Awww, he is growing up so nice and looks like he fits in so well. But come on I want to see pics of the bad hair cut!!!


----------



## Posh's Mom (Dec 20, 2007)

How many of you are using Macs? I see all of the pics just fine...


----------



## pjewel (Apr 11, 2007)

I just love Bodie, but then again I've been in love since the very first time I saw him. He gets more beautiful by the day.


----------



## Posh's Mom (Dec 20, 2007)

Tritia will you quit already with your gorgeous family?! Ha. Just kidding. Keep those beautiful pics coming. I'm trying to make room on my computer so I can share some too. I love your boys and Daisy, the queen bee.


----------



## mintchip (Apr 19, 2007)

Posh's Mom said:


> How many of you are using Macs? I see all of the pics just fine...

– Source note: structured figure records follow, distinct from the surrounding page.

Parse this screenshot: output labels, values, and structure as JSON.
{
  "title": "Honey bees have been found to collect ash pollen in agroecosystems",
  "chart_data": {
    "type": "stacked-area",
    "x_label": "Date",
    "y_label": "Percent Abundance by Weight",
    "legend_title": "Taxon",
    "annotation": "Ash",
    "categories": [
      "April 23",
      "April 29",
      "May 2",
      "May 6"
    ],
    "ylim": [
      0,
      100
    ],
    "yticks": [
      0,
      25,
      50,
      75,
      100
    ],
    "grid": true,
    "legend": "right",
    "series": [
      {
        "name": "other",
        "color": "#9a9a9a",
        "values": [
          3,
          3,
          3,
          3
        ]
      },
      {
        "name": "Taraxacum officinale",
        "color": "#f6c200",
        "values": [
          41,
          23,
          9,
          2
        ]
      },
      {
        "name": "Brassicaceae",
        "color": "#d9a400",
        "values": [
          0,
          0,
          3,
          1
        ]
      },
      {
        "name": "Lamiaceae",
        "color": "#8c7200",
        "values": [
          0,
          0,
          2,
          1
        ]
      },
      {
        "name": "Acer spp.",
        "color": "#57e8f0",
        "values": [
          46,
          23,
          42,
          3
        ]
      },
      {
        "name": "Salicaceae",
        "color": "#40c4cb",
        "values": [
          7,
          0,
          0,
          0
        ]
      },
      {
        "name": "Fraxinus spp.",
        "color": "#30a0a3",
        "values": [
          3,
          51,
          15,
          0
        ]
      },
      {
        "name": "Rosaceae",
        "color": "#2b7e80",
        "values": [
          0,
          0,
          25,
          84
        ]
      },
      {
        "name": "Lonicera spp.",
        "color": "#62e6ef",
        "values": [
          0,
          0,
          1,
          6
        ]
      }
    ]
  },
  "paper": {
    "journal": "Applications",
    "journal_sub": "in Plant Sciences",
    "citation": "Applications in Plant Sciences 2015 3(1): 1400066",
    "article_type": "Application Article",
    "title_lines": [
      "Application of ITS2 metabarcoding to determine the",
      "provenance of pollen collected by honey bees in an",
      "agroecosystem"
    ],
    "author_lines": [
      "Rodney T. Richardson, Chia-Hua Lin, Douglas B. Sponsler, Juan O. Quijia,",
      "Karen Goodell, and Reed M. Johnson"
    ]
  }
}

Mac and I see them all :whoo: Great photos!


----------



## MaddiesMom (Apr 1, 2007)

Wow, I checked back and I can see them now!!:clap2: I *love* that Bodie!


----------



## Judy A (Jan 13, 2007)

You've got to get Bodie to Hollywood!!! He's just beautiful! Your pictures are really good too.


----------



## Sissygirl (Aug 8, 2007)

Tritia,

Your furbabies sure are cute!


----------



## casperkeep (May 16, 2007)

They are too cute cute...I bet Cooper looks just fine and either way he loves you no matter what!!!!


----------



## Beamer (Jan 29, 2007)

Great pics! His coat looks so luxurious! 

Ryan


----------



## Missy (Nov 6, 2006)

Tritia, How much will you take for Bodie? look-- I can even see how he would look playing with my two.... He's gotten big. His coat is gorgeous. He is one lucky dog to have found you.


----------



## Tritia (Nov 17, 2007)

LOL Missy..you really do need a brownish dog. I love watching my three. Black, white, brown. 
His coat is even prettier in person. And I LOVE the feel of it. I could pet him all day long. 

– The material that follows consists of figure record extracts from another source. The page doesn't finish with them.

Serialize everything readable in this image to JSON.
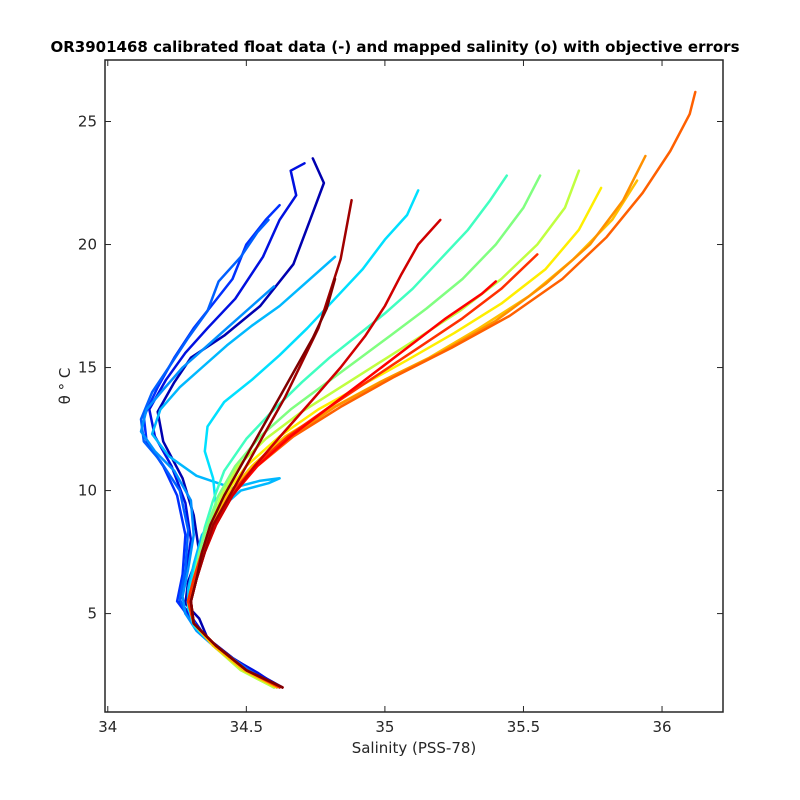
{
  "chart_data": {
    "type": "line",
    "title": "OR3901468 calibrated float data (-) and mapped salinity (o) with objective errors",
    "xlabel": "Salinity (PSS-78)",
    "ylabel": "θ ° C",
    "xlim": [
      33.99,
      36.22
    ],
    "ylim": [
      1.0,
      27.5
    ],
    "xticks": [
      34,
      34.5,
      35,
      35.5,
      36
    ],
    "xtick_labels": [
      "34",
      "34.5",
      "35",
      "35.5",
      "36"
    ],
    "yticks": [
      5,
      10,
      15,
      20,
      25
    ],
    "ytick_labels": [
      "5",
      "10",
      "15",
      "20",
      "25"
    ],
    "grid": false,
    "legend": "none",
    "colormap": [
      "#00008f",
      "#0000ff",
      "#0080ff",
      "#00ffff",
      "#80ff80",
      "#ffff00",
      "#ff8000",
      "#ff0000",
      "#800000"
    ],
    "series": [
      {
        "color": "#0000b0",
        "x": [
          34.63,
          34.55,
          34.45,
          34.36,
          34.33,
          34.28,
          34.29,
          34.33,
          34.31,
          34.27,
          34.2,
          34.18,
          34.24,
          34.3,
          34.42,
          34.55,
          34.67,
          34.73,
          34.78,
          34.74
        ],
        "y": [
          2.0,
          2.5,
          3.2,
          4.0,
          4.8,
          5.4,
          6.3,
          7.5,
          9.0,
          10.5,
          12.0,
          13.2,
          14.4,
          15.4,
          16.3,
          17.5,
          19.2,
          21.0,
          22.5,
          23.5
        ]
      },
      {
        "color": "#0010e0",
        "x": [
          34.62,
          34.54,
          34.43,
          34.35,
          34.3,
          34.26,
          34.28,
          34.3,
          34.28,
          34.23,
          34.17,
          34.15,
          34.21,
          34.28,
          34.36,
          34.46,
          34.56,
          34.62,
          34.68,
          34.66,
          34.71
        ],
        "y": [
          2.0,
          2.6,
          3.3,
          4.1,
          4.9,
          5.5,
          6.5,
          8.0,
          9.5,
          11.0,
          12.2,
          13.3,
          14.5,
          15.6,
          16.6,
          17.8,
          19.5,
          21.0,
          22.0,
          23.0,
          23.3
        ]
      },
      {
        "color": "#0030ff",
        "x": [
          34.62,
          34.52,
          34.42,
          34.34,
          34.29,
          34.25,
          34.27,
          34.28,
          34.25,
          34.2,
          34.14,
          34.13,
          34.18,
          34.24,
          34.31,
          34.38,
          34.45,
          34.5,
          34.57,
          34.62
        ],
        "y": [
          2.0,
          2.6,
          3.4,
          4.2,
          4.9,
          5.5,
          6.6,
          8.2,
          9.8,
          11.0,
          12.0,
          13.0,
          14.2,
          15.4,
          16.6,
          17.6,
          18.6,
          20.0,
          21.0,
          21.6
        ]
      },
      {
        "color": "#0060ff",
        "x": [
          34.61,
          34.51,
          34.41,
          34.33,
          34.28,
          34.26,
          34.28,
          34.29,
          34.26,
          34.19,
          34.13,
          34.12,
          34.16,
          34.22,
          34.29,
          34.36,
          34.4,
          34.48,
          34.54,
          34.58
        ],
        "y": [
          2.0,
          2.7,
          3.5,
          4.3,
          5.0,
          5.6,
          6.8,
          8.4,
          10.0,
          11.2,
          12.0,
          12.9,
          14.0,
          15.0,
          16.2,
          17.3,
          18.5,
          19.5,
          20.5,
          21.0
        ]
      },
      {
        "color": "#0090ff",
        "x": [
          34.61,
          34.5,
          34.4,
          34.32,
          34.28,
          34.27,
          34.29,
          34.31,
          34.3,
          34.24,
          34.17,
          34.12,
          34.14,
          34.2,
          34.27,
          34.35,
          34.43,
          34.52,
          34.6
        ],
        "y": [
          2.0,
          2.7,
          3.5,
          4.3,
          5.0,
          5.7,
          6.8,
          8.2,
          9.6,
          10.8,
          11.6,
          12.4,
          13.3,
          14.1,
          15.0,
          15.8,
          16.6,
          17.5,
          18.3
        ]
      },
      {
        "color": "#00b8ff",
        "x": [
          34.6,
          34.5,
          34.4,
          34.32,
          34.29,
          34.29,
          34.31,
          34.34,
          34.4,
          34.48,
          34.58,
          34.62,
          34.55,
          34.45,
          34.32,
          34.22,
          34.16,
          34.19,
          34.26,
          34.34,
          34.43,
          34.52,
          34.62,
          34.72,
          34.82
        ],
        "y": [
          2.0,
          2.7,
          3.6,
          4.4,
          5.2,
          6.0,
          7.0,
          8.2,
          9.2,
          10.0,
          10.3,
          10.5,
          10.4,
          10.1,
          10.6,
          11.4,
          12.3,
          13.3,
          14.2,
          15.0,
          15.9,
          16.7,
          17.5,
          18.5,
          19.5
        ]
      },
      {
        "color": "#00e0ff",
        "x": [
          34.6,
          34.49,
          34.39,
          34.31,
          34.29,
          34.3,
          34.32,
          34.35,
          34.39,
          34.38,
          34.35,
          34.36,
          34.42,
          34.52,
          34.62,
          34.72,
          34.82,
          34.92,
          35.0,
          35.08,
          35.12
        ],
        "y": [
          2.0,
          2.7,
          3.6,
          4.5,
          5.3,
          6.2,
          7.2,
          8.3,
          9.4,
          10.5,
          11.6,
          12.6,
          13.6,
          14.5,
          15.5,
          16.6,
          17.8,
          19.0,
          20.2,
          21.2,
          22.2
        ]
      },
      {
        "color": "#40ffc0",
        "x": [
          34.6,
          34.49,
          34.38,
          34.31,
          34.29,
          34.31,
          34.33,
          34.35,
          34.38,
          34.42,
          34.5,
          34.6,
          34.7,
          34.8,
          34.9,
          35.0,
          35.1,
          35.2,
          35.3,
          35.38,
          35.44
        ],
        "y": [
          2.0,
          2.7,
          3.7,
          4.6,
          5.4,
          6.3,
          7.4,
          8.5,
          9.6,
          10.8,
          12.1,
          13.3,
          14.4,
          15.4,
          16.3,
          17.2,
          18.2,
          19.4,
          20.6,
          21.8,
          22.8
        ]
      },
      {
        "color": "#80ff80",
        "x": [
          34.6,
          34.48,
          34.38,
          34.31,
          34.29,
          34.31,
          34.33,
          34.36,
          34.4,
          34.46,
          34.55,
          34.66,
          34.78,
          34.9,
          35.02,
          35.15,
          35.28,
          35.4,
          35.5,
          35.56
        ],
        "y": [
          2.0,
          2.7,
          3.7,
          4.6,
          5.5,
          6.4,
          7.5,
          8.6,
          9.8,
          11.0,
          12.2,
          13.3,
          14.3,
          15.3,
          16.3,
          17.4,
          18.6,
          20.0,
          21.5,
          22.8
        ]
      },
      {
        "color": "#c0ff40",
        "x": [
          34.6,
          34.48,
          34.38,
          34.31,
          34.29,
          34.31,
          34.34,
          34.37,
          34.41,
          34.47,
          34.57,
          34.7,
          34.84,
          34.98,
          35.12,
          35.27,
          35.42,
          35.55,
          35.65,
          35.7
        ],
        "y": [
          2.0,
          2.7,
          3.7,
          4.6,
          5.5,
          6.4,
          7.5,
          8.6,
          9.8,
          11.0,
          12.1,
          13.2,
          14.2,
          15.2,
          16.2,
          17.3,
          18.6,
          20.0,
          21.5,
          23.0
        ]
      },
      {
        "color": "#ffee00",
        "x": [
          34.61,
          34.49,
          34.38,
          34.31,
          34.29,
          34.31,
          34.34,
          34.37,
          34.42,
          34.5,
          34.62,
          34.76,
          34.92,
          35.08,
          35.25,
          35.42,
          35.58,
          35.7,
          35.78
        ],
        "y": [
          2.0,
          2.7,
          3.7,
          4.6,
          5.5,
          6.4,
          7.5,
          8.6,
          9.8,
          11.0,
          12.2,
          13.3,
          14.3,
          15.3,
          16.4,
          17.6,
          19.0,
          20.6,
          22.3
        ]
      },
      {
        "color": "#ffc000",
        "x": [
          34.61,
          34.49,
          34.38,
          34.31,
          34.29,
          34.31,
          34.34,
          34.38,
          34.43,
          34.52,
          34.64,
          34.8,
          34.98,
          35.16,
          35.34,
          35.52,
          35.68,
          35.82,
          35.91
        ],
        "y": [
          2.0,
          2.7,
          3.7,
          4.6,
          5.5,
          6.4,
          7.5,
          8.6,
          9.8,
          11.0,
          12.2,
          13.3,
          14.4,
          15.4,
          16.6,
          17.9,
          19.4,
          21.0,
          22.6
        ]
      },
      {
        "color": "#ff9000",
        "x": [
          34.62,
          34.5,
          34.39,
          34.31,
          34.29,
          34.31,
          34.34,
          34.38,
          34.44,
          34.53,
          34.66,
          34.82,
          35.0,
          35.2,
          35.4,
          35.58,
          35.74,
          35.86,
          35.94
        ],
        "y": [
          2.0,
          2.7,
          3.7,
          4.6,
          5.5,
          6.4,
          7.5,
          8.6,
          9.8,
          11.0,
          12.2,
          13.4,
          14.5,
          15.6,
          16.9,
          18.4,
          20.0,
          21.8,
          23.6
        ]
      },
      {
        "color": "#ff6000",
        "x": [
          34.62,
          34.5,
          34.39,
          34.31,
          34.29,
          34.31,
          34.34,
          34.38,
          34.44,
          34.54,
          34.67,
          34.84,
          35.03,
          35.24,
          35.45,
          35.64,
          35.8,
          35.93,
          36.03,
          36.1,
          36.12
        ],
        "y": [
          2.0,
          2.7,
          3.7,
          4.6,
          5.5,
          6.4,
          7.5,
          8.6,
          9.8,
          11.0,
          12.2,
          13.4,
          14.6,
          15.8,
          17.1,
          18.6,
          20.3,
          22.1,
          23.8,
          25.3,
          26.2
        ]
      },
      {
        "color": "#ff3000",
        "x": [
          34.62,
          34.5,
          34.39,
          34.31,
          34.29,
          34.31,
          34.34,
          34.38,
          34.44,
          34.53,
          34.65,
          34.8,
          34.96,
          35.12,
          35.28,
          35.42,
          35.55
        ],
        "y": [
          2.0,
          2.7,
          3.7,
          4.6,
          5.5,
          6.4,
          7.5,
          8.6,
          9.8,
          11.0,
          12.2,
          13.4,
          14.6,
          15.8,
          17.0,
          18.2,
          19.6
        ]
      },
      {
        "color": "#ff0000",
        "x": [
          34.63,
          34.5,
          34.39,
          34.31,
          34.3,
          34.32,
          34.35,
          34.39,
          34.45,
          34.54,
          34.66,
          34.8,
          34.94,
          35.08,
          35.22,
          35.35,
          35.4
        ],
        "y": [
          2.0,
          2.7,
          3.7,
          4.6,
          5.5,
          6.4,
          7.5,
          8.6,
          9.8,
          11.0,
          12.2,
          13.4,
          14.6,
          15.8,
          17.0,
          18.0,
          18.5
        ]
      },
      {
        "color": "#d00000",
        "x": [
          34.63,
          34.5,
          34.39,
          34.31,
          34.3,
          34.32,
          34.35,
          34.39,
          34.45,
          34.53,
          34.63,
          34.74,
          34.84,
          34.93,
          35.0,
          35.06,
          35.12,
          35.2
        ],
        "y": [
          2.0,
          2.7,
          3.7,
          4.6,
          5.5,
          6.4,
          7.5,
          8.6,
          9.8,
          11.0,
          12.3,
          13.7,
          15.0,
          16.3,
          17.5,
          18.8,
          20.0,
          21.0
        ]
      },
      {
        "color": "#a00000",
        "x": [
          34.63,
          34.5,
          34.39,
          34.31,
          34.3,
          34.32,
          34.35,
          34.38,
          34.44,
          34.5,
          34.57,
          34.64,
          34.7,
          34.76,
          34.8,
          34.84,
          34.86,
          34.88
        ],
        "y": [
          2.0,
          2.7,
          3.7,
          4.6,
          5.5,
          6.4,
          7.5,
          8.6,
          9.8,
          11.0,
          12.4,
          13.8,
          15.2,
          16.6,
          18.0,
          19.4,
          20.6,
          21.8
        ]
      },
      {
        "color": "#800000",
        "x": [
          34.63,
          34.5,
          34.39,
          34.31,
          34.3,
          34.32,
          34.34,
          34.37,
          34.42,
          34.48,
          34.55,
          34.62,
          34.68,
          34.74,
          34.79,
          34.82
        ],
        "y": [
          2.0,
          2.7,
          3.7,
          4.6,
          5.5,
          6.4,
          7.5,
          8.6,
          9.8,
          11.0,
          12.4,
          13.8,
          15.0,
          16.2,
          17.4,
          18.6
        ]
      }
    ]
  }
}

And thanks everyone for your compliments. I'll pass them along, hehehe


----------



## michi715 (Apr 8, 2008)

Great pics! Bodie's gorgeous!


----------



## Missy (Nov 6, 2006)

was it you Tritia who said on a thread "every now and then a dog takes my breath away" well that is how I feel about your Bodie.


----------



## Poornima (Jun 29, 2007)

Your kids and furbabies are so adorable. Enjoyed all the pictures.


----------



## trueblue (Jan 22, 2008)

Great pics!


----------



## Tritia (Nov 17, 2007)

Missy said:


> was it you Tritia who said on a thread "every now and then a dog takes my breath away" well that is how I feel about your Bodie.


Aww, thanks. I gotta admit, I feel the same about him 
I literally look at him every day and think, wow..he's soooo cute. Then there are some moments, he'll sit a certain way or run with his coat flying and I think he's soooo pretty.


----------